Take a look inside the photographic love letter to Rio
FANTASMAS.
[A]fter catching up with Kamila K. Stanley a few weeks back when she took us on a neon-lit trip to Tokyo through her poignant photography, we checked back in to see what her lens has been pointing to. Launching this week is FANTASMAS, Kamila’s “bittersweet love letter to the city of Rio”, in her socially-charged documentary photography form. Her home for a while before the 2014 World Cup and the 2016 Olympic Games, the artist returned to Rio de Janeiro this year for the first time since. Finding a place unlike the one she remembered, Kamila K. Stanley explained, “I found the city I loved transformed. The streets were alive with group hysteria, at boiling point between parties and riots. Rio was also littered with empty stadiums, deserted arenas and eerie athletic complexes”.

Although there has been plenty of discussion of the crisis in Rio – “violence flaring up in the favelas again, the economy, numbers”, she explains – Kamila wished to show it from a new angle:
“I decided to shoot a series contrasting the euphoria of the carnival scenes, and the chilling emptiness of the abandoned 2016 venues, standing derelict – like huge inconvenient skeletons. Through my photos, I wanted to emphasise the absurdity of these constructions, the ghosts of one big abandoned dream.Meanwhile, the carnival streets were packed, and almost feverish, bordering on anarchy. It was a fascinating carnival, very much marked by a willingness to protest. I wanted to put these contradictions together in images. It’s like letting the streets speak for themselves. This series is about the “behind the scenes”, the gritty realities of a country that we always see behind masks.”

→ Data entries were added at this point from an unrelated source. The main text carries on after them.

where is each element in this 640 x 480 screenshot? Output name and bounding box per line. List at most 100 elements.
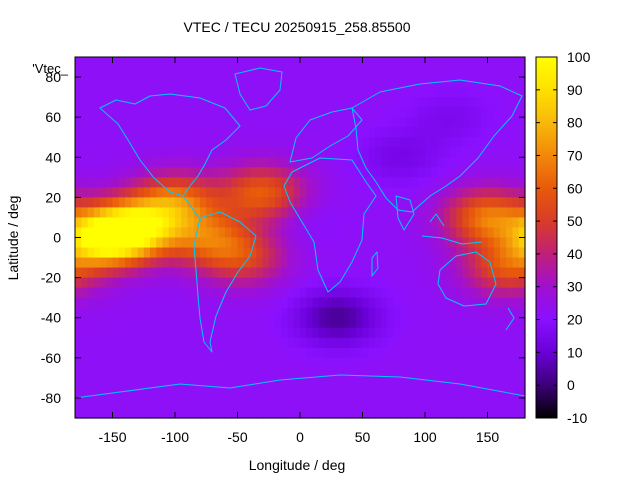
heatmap-cell	[350, 207, 357, 219]
heatmap-cell	[300, 127, 307, 138]
heatmap-cell	[175, 407, 182, 419]
heatmap-cell	[393, 327, 401, 339]
heatmap-cell	[312, 157, 320, 168]
heatmap-cell	[100, 377, 107, 389]
heatmap-cell	[231, 187, 239, 198]
heatmap-cell	[125, 207, 132, 219]
heatmap-cell	[225, 77, 232, 88]
heatmap-cell	[506, 117, 514, 128]
heatmap-cell	[406, 277, 414, 289]
heatmap-cell	[400, 57, 407, 68]
heatmap-cell	[168, 247, 176, 259]
heatmap-cell	[425, 317, 432, 329]
heatmap-cell	[500, 297, 507, 309]
heatmap-cell	[500, 217, 507, 229]
heatmap-cell	[206, 207, 214, 219]
heatmap-cell	[193, 167, 201, 178]
heatmap-cell	[181, 397, 189, 409]
heatmap-cell	[93, 407, 101, 419]
heatmap-cell	[443, 67, 451, 78]
heatmap-cell	[462, 97, 470, 108]
heatmap-cell	[481, 377, 489, 389]
heatmap-cell	[256, 117, 264, 128]
heatmap-cell	[512, 337, 520, 349]
heatmap-cell	[368, 277, 376, 289]
heatmap-cell	[93, 277, 101, 289]
heatmap-cell	[412, 217, 420, 229]
heatmap-cell	[112, 237, 120, 249]
heatmap-cell	[175, 327, 182, 339]
heatmap-cell	[137, 367, 145, 379]
heatmap-cell	[356, 207, 364, 219]
heatmap-cell	[231, 407, 239, 419]
heatmap-cell	[287, 177, 295, 188]
heatmap-cell	[106, 137, 114, 148]
heatmap-cell	[300, 327, 307, 339]
heatmap-cell	[468, 177, 476, 188]
heatmap-cell	[493, 137, 501, 148]
heatmap-cell	[187, 177, 195, 188]
heatmap-cell	[506, 87, 514, 98]
heatmap-cell	[168, 177, 176, 188]
heatmap-cell	[456, 397, 464, 409]
heatmap-cell	[337, 297, 345, 309]
heatmap-cell	[512, 357, 520, 369]
heatmap-cell	[325, 217, 332, 229]
heatmap-cell	[318, 357, 326, 369]
heatmap-cell	[293, 227, 301, 239]
australia-outline	[437, 251, 497, 307]
heatmap-cell	[150, 257, 157, 269]
heatmap-cell	[137, 387, 145, 399]
heatmap-cell	[312, 107, 320, 118]
heatmap-cell	[418, 247, 426, 259]
heatmap-cell	[343, 197, 351, 209]
heatmap-cell	[250, 77, 257, 88]
heatmap-cell	[131, 207, 139, 219]
heatmap-cell	[281, 387, 289, 399]
heatmap-cell	[262, 307, 270, 319]
heatmap-cell	[456, 297, 464, 309]
asia-outline	[351, 79, 523, 213]
heatmap-cell	[168, 387, 176, 399]
heatmap-cell	[143, 377, 151, 389]
heatmap-cell	[212, 277, 220, 289]
heatmap-cell	[175, 357, 182, 369]
heatmap-cell	[412, 207, 420, 219]
heatmap-cell	[243, 97, 251, 108]
heatmap-cell	[318, 257, 326, 269]
heatmap-cell	[100, 167, 107, 178]
heatmap-cell	[375, 197, 382, 209]
heatmap-cell	[500, 167, 507, 178]
heatmap-cell	[293, 277, 301, 289]
heatmap-cell	[437, 227, 445, 239]
heatmap-cell	[306, 387, 314, 399]
heatmap-cell	[400, 77, 407, 88]
heatmap-cell	[368, 377, 376, 389]
heatmap-cell	[131, 267, 139, 279]
heatmap-cell	[300, 237, 307, 249]
heatmap-cell	[325, 287, 332, 299]
heatmap-cell	[143, 197, 151, 209]
heatmap-cell	[406, 87, 414, 98]
heatmap-cell	[350, 227, 357, 239]
heatmap-cell	[206, 117, 214, 128]
heatmap-cell	[481, 257, 489, 269]
heatmap-cell	[87, 397, 95, 409]
heatmap-cell	[368, 347, 376, 359]
heatmap-cell	[187, 167, 195, 178]
heatmap-cell	[181, 107, 189, 118]
heatmap-cell	[150, 327, 157, 339]
heatmap-cell	[275, 97, 282, 108]
heatmap-cell	[143, 57, 151, 68]
heatmap-cell	[175, 267, 182, 279]
heatmap-cell	[231, 117, 239, 128]
heatmap-cell	[443, 177, 451, 188]
heatmap-cell	[506, 357, 514, 369]
heatmap-cell	[212, 397, 220, 409]
heatmap-cell	[156, 267, 164, 279]
heatmap-cell	[162, 177, 170, 188]
heatmap-cell	[150, 107, 157, 118]
heatmap-cell	[268, 377, 276, 389]
heatmap-cell	[412, 87, 420, 98]
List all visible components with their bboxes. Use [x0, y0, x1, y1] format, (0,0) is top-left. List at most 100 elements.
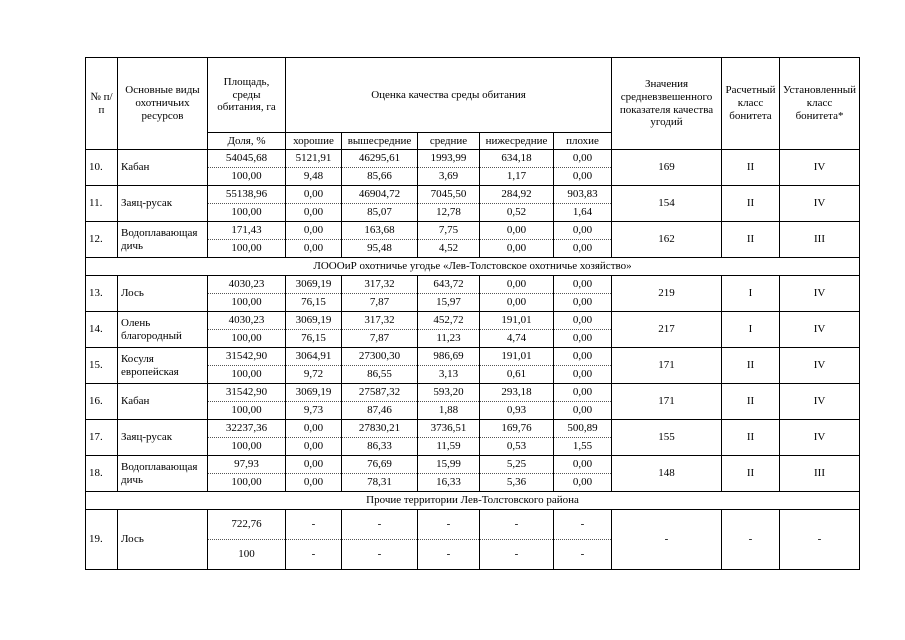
data-row-share: 100,00 0,00 78,31 16,33 5,36 0,00	[86, 473, 860, 492]
area-value: 54045,68	[207, 149, 286, 168]
quality-area-value: 46295,61	[341, 149, 418, 168]
quality-area-value: 0,00	[285, 419, 342, 438]
calculated-bonitet-class: II	[721, 185, 780, 222]
quality-share-value: 0,00	[553, 365, 612, 384]
quality-share-value: 9,48	[285, 167, 342, 186]
species-name: Заяц-русак	[117, 185, 208, 222]
quality-share-value: 0,00	[553, 401, 612, 420]
quality-share-value: -	[479, 539, 554, 570]
row-number: 17.	[85, 419, 118, 456]
quality-share-value: 1,55	[553, 437, 612, 456]
species-name: Лось	[117, 509, 208, 570]
row-number: 16.	[85, 383, 118, 420]
established-bonitet-class: IV	[778, 347, 861, 384]
data-row-area: 16. Кабан 31542,90 3069,19 27587,32 593,20 293…	[85, 383, 861, 420]
row-number: 15.	[85, 347, 118, 384]
quality-share-value: -	[341, 539, 418, 570]
quality-share-value: 0,00	[479, 239, 554, 258]
quality-share-value: 0,00	[285, 203, 342, 222]
quality-share-value: 0,00	[285, 473, 342, 492]
quality-area-value: 284,92	[479, 185, 554, 204]
quality-share-value: 76,15	[285, 329, 342, 348]
quality-area-value: 3069,19	[285, 383, 342, 402]
quality-share-value: 1,88	[417, 401, 480, 420]
quality-share-value: 9,72	[285, 365, 342, 384]
quality-share-value: 0,61	[479, 365, 554, 384]
share-value: 100	[207, 539, 286, 570]
quality-share-value: 86,55	[341, 365, 418, 384]
area-value: 31542,90	[207, 383, 286, 402]
quality-share-value: 85,07	[341, 203, 418, 222]
quality-share-value: 3,69	[417, 167, 480, 186]
quality-area-value: 5121,91	[285, 149, 342, 168]
quality-share-value: 86,33	[341, 437, 418, 456]
quality-area-value: 27587,32	[341, 383, 418, 402]
weighted-quality-value: 154	[611, 185, 722, 222]
quality-area-value: 634,18	[479, 149, 554, 168]
weighted-quality-value: 169	[611, 149, 722, 186]
col-header-calc-class: Расчетный класс бонитета	[721, 57, 780, 150]
data-row-area: 12. Водоплавающая дичь 171,43 0,00 163,68 7,7…	[85, 221, 861, 258]
quality-share-value: 0,00	[285, 239, 342, 258]
quality-area-value: 500,89	[553, 419, 612, 438]
quality-share-value: 0,00	[553, 167, 612, 186]
quality-area-value: 15,99	[417, 455, 480, 474]
quality-area-value: 163,68	[341, 221, 418, 240]
habitat-quality-table: № п/п Основные виды охотничьих ресурсов …	[84, 57, 861, 570]
quality-area-value: 317,32	[341, 311, 418, 330]
section-label: Прочие территории Лев-Толстовского район…	[84, 491, 861, 510]
weighted-quality-value: 217	[611, 311, 722, 348]
col-header-quality-group: Оценка качества среды обитания	[285, 57, 612, 133]
quality-area-value: 0,00	[553, 455, 612, 474]
quality-area-value: -	[285, 509, 342, 540]
calculated-bonitet-class: II	[721, 419, 780, 456]
data-row-area: 17. Заяц-русак 32237,36 0,00 27830,21 3736,51…	[85, 419, 861, 456]
calculated-bonitet-class: I	[721, 311, 780, 348]
quality-area-value: 0,00	[553, 149, 612, 168]
header-row-sub: Доля, % хорошие вышесредние средние ниже…	[86, 132, 860, 150]
col-header-num: № п/п	[85, 57, 118, 150]
col-header-area: Площадь, среды обитания, га	[207, 57, 286, 133]
quality-share-value: 4,74	[479, 329, 554, 348]
established-bonitet-class: IV	[778, 383, 861, 420]
quality-share-value: 85,66	[341, 167, 418, 186]
share-value: 100,00	[207, 293, 286, 312]
quality-share-value: -	[553, 539, 612, 570]
data-row-share: 100,00 9,73 87,46 1,88 0,93 0,00	[86, 401, 860, 420]
quality-area-value: -	[553, 509, 612, 540]
share-value: 100,00	[207, 329, 286, 348]
quality-area-value: 593,20	[417, 383, 480, 402]
species-name: Кабан	[117, 149, 208, 186]
quality-share-value: 5,36	[479, 473, 554, 492]
area-value: 32237,36	[207, 419, 286, 438]
quality-area-value: 3736,51	[417, 419, 480, 438]
share-value: 100,00	[207, 401, 286, 420]
col-header-species: Основные виды охотничьих ресурсов	[117, 57, 208, 150]
quality-area-value: 0,00	[553, 311, 612, 330]
calculated-bonitet-class: II	[721, 383, 780, 420]
col-subheader-share: Доля, %	[207, 132, 286, 150]
quality-share-value: 12,78	[417, 203, 480, 222]
quality-area-value: -	[341, 509, 418, 540]
weighted-quality-value: 155	[611, 419, 722, 456]
quality-area-value: 191,01	[479, 311, 554, 330]
quality-area-value: 191,01	[479, 347, 554, 366]
col-subheader-good: хорошие	[285, 132, 342, 150]
quality-area-value: 3064,91	[285, 347, 342, 366]
header-row-top: № п/п Основные виды охотничьих ресурсов …	[85, 57, 861, 150]
quality-share-value: 16,33	[417, 473, 480, 492]
quality-share-value: 0,93	[479, 401, 554, 420]
quality-area-value: 169,76	[479, 419, 554, 438]
quality-share-value: -	[417, 539, 480, 570]
col-header-weighted-value: Значения средневзвешенного показателя ка…	[611, 57, 722, 150]
quality-area-value: 76,69	[341, 455, 418, 474]
area-value: 171,43	[207, 221, 286, 240]
weighted-quality-value: -	[611, 509, 722, 570]
section-label: ЛОООиР охотничье угодье «Лев-Толстовское…	[84, 257, 861, 276]
quality-share-value: 1,64	[553, 203, 612, 222]
quality-share-value: 11,59	[417, 437, 480, 456]
quality-area-value: 293,18	[479, 383, 554, 402]
section-row: ЛОООиР охотничье угодье «Лев-Толстовское…	[84, 257, 861, 276]
quality-area-value: 7,75	[417, 221, 480, 240]
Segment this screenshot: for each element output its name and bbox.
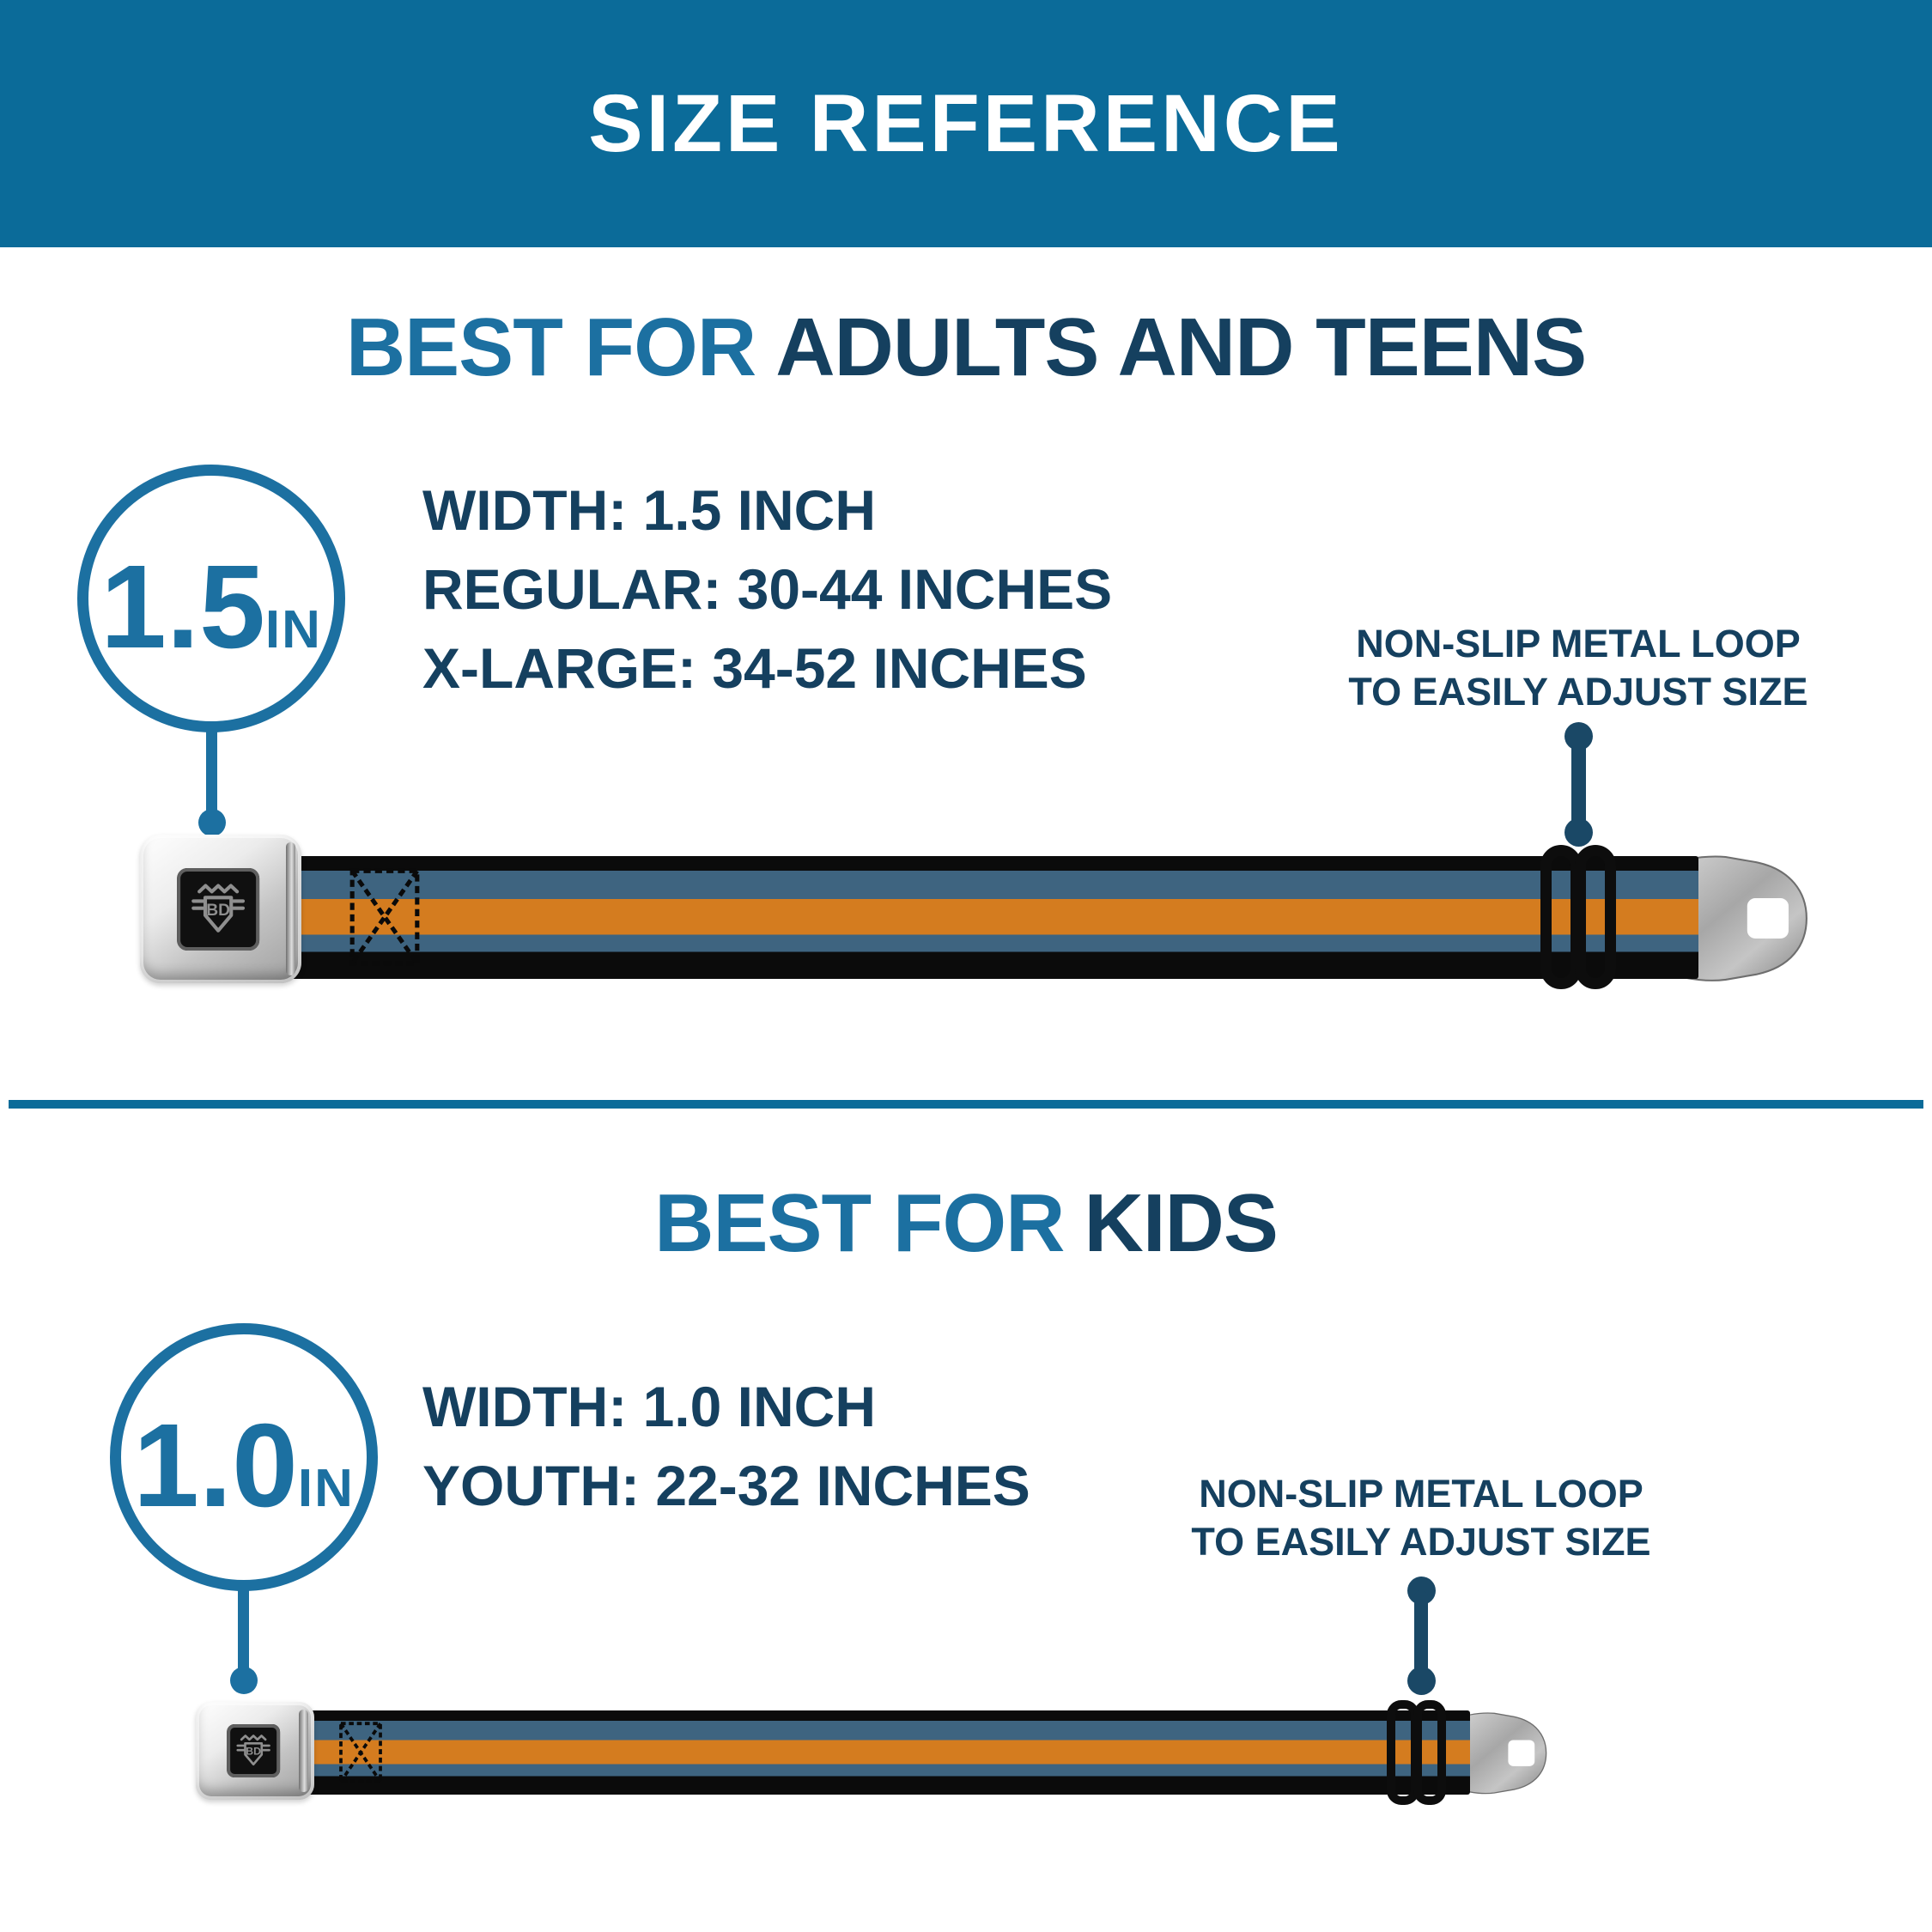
width-value: 1.0 <box>133 1400 298 1532</box>
heading-rest-text: ADULTS AND TEENS <box>775 301 1587 393</box>
brand-logo-icon: BD <box>191 883 246 933</box>
badge-pointer-dot <box>198 809 226 836</box>
adults-loop-callout: NON-SLIP METAL LOOP TO EASILY ADJUST SIZ… <box>1321 620 1836 716</box>
spec-youth: YOUTH: 22-32 INCHES <box>422 1454 1030 1517</box>
buckle-logo-plate: BD <box>227 1724 281 1777</box>
buckle-logo-text: BD <box>246 1745 261 1757</box>
clasp-hole <box>1747 898 1789 939</box>
buckle-logo-text: BD <box>206 901 230 919</box>
badge-pointer-dot <box>230 1667 258 1694</box>
kids-loop-callout: NON-SLIP METAL LOOP TO EASILY ADJUST SIZ… <box>1163 1470 1679 1566</box>
spec-width: WIDTH: 1.0 INCH <box>422 1375 876 1438</box>
belt-strap-striped <box>273 856 1698 979</box>
kids-section-heading: BEST FOR KIDS <box>0 1178 1932 1269</box>
heading-accent-text: BEST FOR <box>654 1177 1065 1269</box>
spec-xlarge: X-LARGE: 34-52 INCHES <box>422 636 1087 700</box>
page-title: SIZE REFERENCE <box>588 77 1344 169</box>
width-badge-1-0in: 1.0 IN <box>110 1323 378 1591</box>
width-badge-1-5in: 1.5 IN <box>77 465 345 732</box>
metal-loop-ring <box>1575 845 1616 989</box>
kids-spec-list: WIDTH: 1.0 INCH YOUTH: 22-32 INCHES <box>422 1367 1030 1525</box>
width-value: 1.5 <box>100 541 265 673</box>
belt-strap-striped <box>292 1710 1470 1795</box>
metal-loop-ring <box>1413 1700 1446 1805</box>
callout-pointer-dot-bottom <box>1564 818 1593 847</box>
width-badge-label: 1.5 IN <box>100 548 322 666</box>
heading-accent-text: BEST FOR <box>345 301 756 393</box>
adults-spec-list: WIDTH: 1.5 INCH REGULAR: 30-44 INCHES X-… <box>422 471 1112 708</box>
section-divider <box>9 1100 1923 1109</box>
badge-pointer-line <box>206 728 217 818</box>
width-badge-label: 1.0 IN <box>133 1406 355 1525</box>
width-unit: IN <box>264 600 322 659</box>
belt-x-stitch <box>339 1722 382 1783</box>
seatbelt-buckle: BD <box>196 1702 314 1800</box>
adults-section-heading: BEST FOR ADULTS AND TEENS <box>0 302 1932 393</box>
callout-pointer-line <box>1414 1590 1428 1680</box>
metal-loop-ring <box>1540 845 1582 989</box>
clasp-hole <box>1508 1740 1535 1766</box>
brand-logo-icon: BD <box>236 1735 270 1766</box>
badge-pointer-line <box>238 1588 249 1674</box>
seatbelt-buckle: BD <box>140 835 301 983</box>
buckle-logo-plate: BD <box>177 867 260 951</box>
callout-line1: NON-SLIP METAL LOOP <box>1199 1472 1643 1516</box>
callout-line2: TO EASILY ADJUST SIZE <box>1348 670 1808 714</box>
callout-pointer-dot-bottom <box>1407 1667 1436 1695</box>
heading-rest-text: KIDS <box>1084 1177 1279 1269</box>
callout-line2: TO EASILY ADJUST SIZE <box>1191 1520 1651 1564</box>
spec-width: WIDTH: 1.5 INCH <box>422 478 876 542</box>
belt-x-stitch <box>349 868 420 966</box>
callout-pointer-line <box>1571 736 1586 832</box>
width-unit: IN <box>297 1459 355 1518</box>
spec-regular: REGULAR: 30-44 INCHES <box>422 557 1113 621</box>
callout-line1: NON-SLIP METAL LOOP <box>1356 622 1801 665</box>
title-banner: SIZE REFERENCE <box>0 0 1932 247</box>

The photobook was brought together whilst Kamila was shooting the series in Rio, and came across a graphic designer and editor called Fanny Myon. Months later, back in Europe, the two decided to work on turning it into a book: self-publishing it in the same year, the photobook features fonts from the Brazilian typographer Álvaro Franca, and a foreword written by Clarice Araújo Imbuzeiro, a sociologist and activist from Brazil. Telling a dark but glittering tale, FANTASMAS wavers between “euphoria and disenchantment – drifting from the patriotic celebration of one event to the abandoned ruins of another”. An intimately honest portrayal of the city, Kamila describes it ultimately as “a fleeting glimpse of the contradictions and ghosts haunting Brazil, feeding one of the continent’s biggest socio-economic heartaches of the century.”